I'm entering a competition whereby I have to write for an orchestra described as: 

2+pic/2+eh/2+bc/2+cbn-4/3/3/1-timp+3-piano-harp-strings 

Am I right in thinking that the piccolo, cor anglise, bass clarinet and contrabassoon are to be played by seperate players or simply by the 2nd flautist, 2nd oboist, e.t.c.

Also, am I right in thinking that there are to be 4 horns, 3 trumpets, 3 trombones (is it 2 normal trombones n then a bass trombone?) and a tuba?

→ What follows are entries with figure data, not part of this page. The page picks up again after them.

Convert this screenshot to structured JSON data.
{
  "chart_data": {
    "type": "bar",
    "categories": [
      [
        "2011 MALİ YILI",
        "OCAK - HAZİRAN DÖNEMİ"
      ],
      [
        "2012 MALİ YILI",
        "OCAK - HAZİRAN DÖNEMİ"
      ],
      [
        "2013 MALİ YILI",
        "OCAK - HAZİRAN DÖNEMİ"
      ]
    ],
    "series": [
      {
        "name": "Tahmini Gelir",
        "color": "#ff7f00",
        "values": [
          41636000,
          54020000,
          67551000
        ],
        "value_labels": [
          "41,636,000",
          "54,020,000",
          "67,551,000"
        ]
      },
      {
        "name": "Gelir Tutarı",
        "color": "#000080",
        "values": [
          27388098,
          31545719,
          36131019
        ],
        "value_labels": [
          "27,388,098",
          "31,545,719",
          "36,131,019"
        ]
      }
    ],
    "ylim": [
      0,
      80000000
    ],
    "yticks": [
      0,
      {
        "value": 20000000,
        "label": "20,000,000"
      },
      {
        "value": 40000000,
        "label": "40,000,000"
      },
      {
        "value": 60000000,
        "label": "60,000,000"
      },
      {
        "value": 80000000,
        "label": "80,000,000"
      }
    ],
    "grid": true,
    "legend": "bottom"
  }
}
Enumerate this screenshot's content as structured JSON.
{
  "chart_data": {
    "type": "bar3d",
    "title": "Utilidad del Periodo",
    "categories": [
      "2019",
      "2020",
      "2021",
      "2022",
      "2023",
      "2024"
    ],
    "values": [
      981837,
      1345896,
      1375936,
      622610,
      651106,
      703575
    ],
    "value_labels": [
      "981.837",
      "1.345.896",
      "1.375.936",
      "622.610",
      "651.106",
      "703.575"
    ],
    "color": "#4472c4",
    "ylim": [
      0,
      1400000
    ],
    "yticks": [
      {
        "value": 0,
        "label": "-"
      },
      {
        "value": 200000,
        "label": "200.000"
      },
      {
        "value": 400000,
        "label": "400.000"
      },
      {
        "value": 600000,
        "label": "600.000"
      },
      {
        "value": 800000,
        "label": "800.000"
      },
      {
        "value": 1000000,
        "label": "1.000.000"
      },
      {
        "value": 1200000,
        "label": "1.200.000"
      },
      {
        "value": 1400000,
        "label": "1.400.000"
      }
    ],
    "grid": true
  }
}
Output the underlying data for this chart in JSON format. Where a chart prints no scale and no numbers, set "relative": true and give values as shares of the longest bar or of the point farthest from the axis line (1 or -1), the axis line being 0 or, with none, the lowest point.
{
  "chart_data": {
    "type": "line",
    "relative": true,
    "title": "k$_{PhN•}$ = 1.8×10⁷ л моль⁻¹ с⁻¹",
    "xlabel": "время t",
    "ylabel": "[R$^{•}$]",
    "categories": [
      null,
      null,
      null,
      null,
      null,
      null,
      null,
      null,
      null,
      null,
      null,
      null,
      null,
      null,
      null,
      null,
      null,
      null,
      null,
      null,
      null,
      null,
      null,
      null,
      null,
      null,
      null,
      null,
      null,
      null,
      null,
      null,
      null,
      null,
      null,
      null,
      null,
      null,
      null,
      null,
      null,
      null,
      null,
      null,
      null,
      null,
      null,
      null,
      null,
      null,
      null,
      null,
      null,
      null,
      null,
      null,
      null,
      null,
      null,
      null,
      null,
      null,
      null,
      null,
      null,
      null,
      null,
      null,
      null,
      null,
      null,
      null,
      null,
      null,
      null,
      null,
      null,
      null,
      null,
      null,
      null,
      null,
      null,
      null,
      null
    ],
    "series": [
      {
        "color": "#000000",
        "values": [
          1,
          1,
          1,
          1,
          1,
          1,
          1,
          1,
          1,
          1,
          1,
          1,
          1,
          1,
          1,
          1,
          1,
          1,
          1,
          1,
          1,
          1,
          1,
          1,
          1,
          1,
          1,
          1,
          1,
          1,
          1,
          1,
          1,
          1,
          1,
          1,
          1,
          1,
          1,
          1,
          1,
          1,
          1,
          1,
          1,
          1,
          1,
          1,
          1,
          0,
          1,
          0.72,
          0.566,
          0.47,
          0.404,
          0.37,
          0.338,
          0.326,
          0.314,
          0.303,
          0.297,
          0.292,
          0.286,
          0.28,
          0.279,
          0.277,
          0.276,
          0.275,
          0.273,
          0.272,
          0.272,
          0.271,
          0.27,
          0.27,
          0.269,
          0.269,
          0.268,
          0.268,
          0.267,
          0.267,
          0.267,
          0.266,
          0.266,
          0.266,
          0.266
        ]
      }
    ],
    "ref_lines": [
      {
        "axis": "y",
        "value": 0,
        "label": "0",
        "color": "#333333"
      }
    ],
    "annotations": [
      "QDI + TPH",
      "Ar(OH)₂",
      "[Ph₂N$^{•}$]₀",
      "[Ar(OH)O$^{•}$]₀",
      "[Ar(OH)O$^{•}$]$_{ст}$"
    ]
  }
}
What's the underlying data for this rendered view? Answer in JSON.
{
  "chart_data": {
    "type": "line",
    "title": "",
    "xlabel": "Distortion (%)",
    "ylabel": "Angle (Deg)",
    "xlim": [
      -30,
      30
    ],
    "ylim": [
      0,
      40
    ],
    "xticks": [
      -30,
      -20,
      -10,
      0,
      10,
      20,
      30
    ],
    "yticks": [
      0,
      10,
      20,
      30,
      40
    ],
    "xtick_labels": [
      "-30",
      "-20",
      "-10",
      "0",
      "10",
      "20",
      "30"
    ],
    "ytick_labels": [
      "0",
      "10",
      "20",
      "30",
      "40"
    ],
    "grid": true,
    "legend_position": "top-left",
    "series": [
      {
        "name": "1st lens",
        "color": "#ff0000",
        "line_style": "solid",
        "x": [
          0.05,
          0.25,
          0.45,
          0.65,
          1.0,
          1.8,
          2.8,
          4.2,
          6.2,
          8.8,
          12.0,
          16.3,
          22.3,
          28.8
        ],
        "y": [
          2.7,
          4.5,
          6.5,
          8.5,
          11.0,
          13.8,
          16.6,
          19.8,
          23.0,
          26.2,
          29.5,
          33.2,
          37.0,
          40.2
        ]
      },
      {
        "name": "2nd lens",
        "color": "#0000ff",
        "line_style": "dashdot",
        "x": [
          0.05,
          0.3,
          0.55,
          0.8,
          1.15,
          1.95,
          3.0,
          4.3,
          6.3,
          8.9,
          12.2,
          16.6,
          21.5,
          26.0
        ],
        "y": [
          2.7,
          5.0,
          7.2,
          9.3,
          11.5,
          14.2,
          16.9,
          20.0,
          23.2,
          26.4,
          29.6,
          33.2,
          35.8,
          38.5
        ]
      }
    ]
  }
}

Could it also be that only three timpani are allowed? I know this should be obvious but I just want 2 be sure as I can be.


----------



## PostMinimalist (May 14, 2008)

You are right about almost everything. Yes seperate players for the extra ww. (12 players in all) 

just note this:

the +3 after the timps is the number of percussionists (not including the timpanist) at your disposal.

FC


----------



## hdk132 (Mar 18, 2009)

3rd trombone = bass trombone


----------



## Herzeleide (Feb 25, 2008)

If there's any mention of 'doubling' then it means that one of the woodwind players switches between the standard and auxillary instruments. It's hard to tell just from '2+pic', so I'm not sure that you should assume that there will be extra woodwind players.


----------



## handlebar (Mar 19, 2009)

post-minimalist said:


> You are right about almost everything. Yes seperate players for the extra ww. (12 players in all)
> 
> just note this:
> 
> ...


Agreed.

Jim


----------